Florence Andoka publie une biofiction dédiée à Chantal Akerman. Rêve Akerman est un exercice littéraire qui brode d’imaginaire les lignes biographiques et filmographiques de la cinéaste.
Autrice et critique d’art, Florence Andoka écrit pour et sur les pratiques artistiques. Ses livres ont pour sujet la vie réelle de femmes artistes. Après Rouge Kusama (2024) dédié à Yayoi Kusama et Rendre chair (2022) à Alice Neel, Rêve Akerman est sa troisième biofiction. Forme littéraire hybride, la biofiction (ou fiction biographique) combine documentation et création pour rendre compte de la vie d’une icône.
Rêve Akerman paraît aux éditions de la variation. Il redonne corps à la cinéaste belge Chantal Akerman (1950-2015). Fille d’une rescapée de la Shoah et descendante d’une famille juive polonaise, elle réalise son premier court-métrage, Saute ma ville, en 1968. Elle a dix-huit ans. En 1976, sort Jeanne Dielman, 23, quai du commerce, 1080 Bruxelles, consacré « meilleur film de tous les temps » par la revue Sight and Sound.
Plutôt que sur l’objectivité, Florence Andoka mise sur une enquête introspective et personnelle. Elle s’appuie sur des évènements biographiques de la cinéaste mais laisse aussi libre cours à l’écriture pour penser les nuances d’une existence et rendre un sentiment plutôt qu’un puzzle factuel. Ainsi, l’autrice prend soin de tendre l’oreille autant à ses rituels, à ses états d’âme qu’à ses pensées.
Faire son travail de regard
Par l’oeil et la main
Captive qui capte ce qui vient
Enfermée dans son besoin de regard
Sur le monde
Et les autres
Comme elle-même
Rêve Akerman de Florence Andoka
Une vie qui s’écrit encore
Comment ne pas figer les contours de l’être auquel on dédie un texte ? Comment dire le fracas d’une vie non-contradictoire avec l’immense liberté d’un regard ? Florence Andoka n’appose pas de qualificatifs en chaîne pour épingler l’artiste. Pour discuter, avec elle, plutôt que de la définir, elle use du tutoiement. Elle s’adresse directement à elle. Notamment au travers d’une question, sans résolution, écrite en lettres capitales :« Qui es-tu ? ».

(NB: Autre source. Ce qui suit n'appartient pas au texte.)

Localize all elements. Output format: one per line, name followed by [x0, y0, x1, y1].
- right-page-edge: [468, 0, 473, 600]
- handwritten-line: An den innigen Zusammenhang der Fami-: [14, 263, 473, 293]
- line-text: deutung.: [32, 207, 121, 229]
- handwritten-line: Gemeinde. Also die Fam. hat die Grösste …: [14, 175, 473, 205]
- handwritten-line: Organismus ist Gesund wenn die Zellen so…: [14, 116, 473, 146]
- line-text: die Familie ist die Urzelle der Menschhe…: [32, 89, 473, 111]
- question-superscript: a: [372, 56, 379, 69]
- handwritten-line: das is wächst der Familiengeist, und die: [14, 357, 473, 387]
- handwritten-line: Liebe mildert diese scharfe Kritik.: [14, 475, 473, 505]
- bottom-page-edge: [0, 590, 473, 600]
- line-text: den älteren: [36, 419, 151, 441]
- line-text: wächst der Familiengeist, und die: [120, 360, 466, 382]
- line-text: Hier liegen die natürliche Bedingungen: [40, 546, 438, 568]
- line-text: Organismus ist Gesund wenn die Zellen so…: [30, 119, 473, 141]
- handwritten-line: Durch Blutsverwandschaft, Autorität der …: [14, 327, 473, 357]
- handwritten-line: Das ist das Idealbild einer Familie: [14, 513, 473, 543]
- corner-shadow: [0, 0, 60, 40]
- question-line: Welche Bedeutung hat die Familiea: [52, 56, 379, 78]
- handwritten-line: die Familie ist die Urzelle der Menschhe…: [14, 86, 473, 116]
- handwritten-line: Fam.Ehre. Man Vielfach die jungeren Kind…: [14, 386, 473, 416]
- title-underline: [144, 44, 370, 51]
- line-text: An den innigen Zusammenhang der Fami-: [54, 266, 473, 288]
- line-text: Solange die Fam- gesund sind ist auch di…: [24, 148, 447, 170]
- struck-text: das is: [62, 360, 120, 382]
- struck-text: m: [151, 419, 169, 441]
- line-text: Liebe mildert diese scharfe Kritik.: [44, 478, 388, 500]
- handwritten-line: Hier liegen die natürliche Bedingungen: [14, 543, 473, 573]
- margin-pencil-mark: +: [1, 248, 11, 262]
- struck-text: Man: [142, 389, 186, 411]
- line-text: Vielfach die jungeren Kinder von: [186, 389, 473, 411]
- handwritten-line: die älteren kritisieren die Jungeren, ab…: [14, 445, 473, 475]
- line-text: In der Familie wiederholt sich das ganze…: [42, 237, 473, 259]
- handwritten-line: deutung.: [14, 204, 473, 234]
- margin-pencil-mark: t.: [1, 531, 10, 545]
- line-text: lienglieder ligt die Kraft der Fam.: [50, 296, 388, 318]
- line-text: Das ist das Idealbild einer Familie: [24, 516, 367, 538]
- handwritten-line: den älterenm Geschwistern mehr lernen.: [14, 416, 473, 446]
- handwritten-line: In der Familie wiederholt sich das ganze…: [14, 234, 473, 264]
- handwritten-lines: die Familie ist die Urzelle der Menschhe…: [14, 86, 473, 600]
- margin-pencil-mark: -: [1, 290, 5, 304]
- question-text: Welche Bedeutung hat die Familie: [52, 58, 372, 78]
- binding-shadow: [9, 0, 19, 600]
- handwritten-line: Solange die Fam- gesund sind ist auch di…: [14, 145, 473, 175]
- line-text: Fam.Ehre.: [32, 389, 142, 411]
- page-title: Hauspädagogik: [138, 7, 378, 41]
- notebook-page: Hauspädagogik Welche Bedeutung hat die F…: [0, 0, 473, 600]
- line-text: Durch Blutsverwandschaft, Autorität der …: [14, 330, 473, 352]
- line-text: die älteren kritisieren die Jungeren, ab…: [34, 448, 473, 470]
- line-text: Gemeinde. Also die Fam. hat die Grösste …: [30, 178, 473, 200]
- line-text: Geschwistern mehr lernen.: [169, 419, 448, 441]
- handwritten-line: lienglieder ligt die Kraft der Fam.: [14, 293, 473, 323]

Ce livre est bref comme un passage furtif dans la vie de celle qui savait « faire [des] film[s] sans histoire », buvait beaucoup de cafés serrés avalés net et fumait d’innombrables clopes. Les scènes narratives, entrecoupées de vers libres, cherchent à capter la fragrance et l’atmosphère de la vie de cet être. En retraçant le fil de sa filmographie, Florence Andoka zoome sur des scènes entêtantes et inoubliables des films de Chantal Akerman, ces « objets d’amour suscitant un désir sans fin ». Les corps, si tendres, de ces deux femmes dans Je, tu, il, elle. Le magnifique plan à 360° de La Chambre où la cinéaste mange une pomme.
Assumant la position de funambule entre réel et imaginaire, l’autrice dessine un portrait vivant. Elle reprend méthodiquement des dates clés de sa vie, invente des moments qui n’ont pas existé, improvise quelqu’une des ses pensées. Chantal Akerman habite plusieurs villes, rencontre des gens qui comptent, lit des livres marquants, pense à sa relation fusionnelle avec sa mère. Florence Andoka dit aussi ses activités, somme toute, banales. Faire les courses. Discuter avec un réceptionniste. Préparer les repas. Passer parfois, des jours entiers au lit, sans aucun désir. Regarder, avec intensité, les visages dans la rue. Prendre des traitements médicamenteux pour reprendre des forces. Penser à celle qu’on aime.
Tu ne sais pas si c’est de l’amour, tu n’y crois pas entièrement à l’amour, mais tu crois aux présences qui font du bien et aux attentions qui font plaisir. Quand une femme te plaît, tu ne peux pas t’empêcher de rêver sa garde-robe, d’être attentive à la manière dont elle entoure son corps de vêtements et d’objets.
Rêve Akerman de Florence Andoka
Rêve Akerman est un titre adéquat. Comme dans un rêve, on ressort de cette lecture, les idées embrumées sans bien savoir qui était qui et l’ordre dans lequel les choses se sont passées. Finalement, cela a peu d’importance. Ce qui reste ? L’impression d’avoir partagé un moment, privilégié, avec cette femme qui a légué de si belles images.
Rêve Akerman de Florence Andoka, éditions de la variation, 15euros.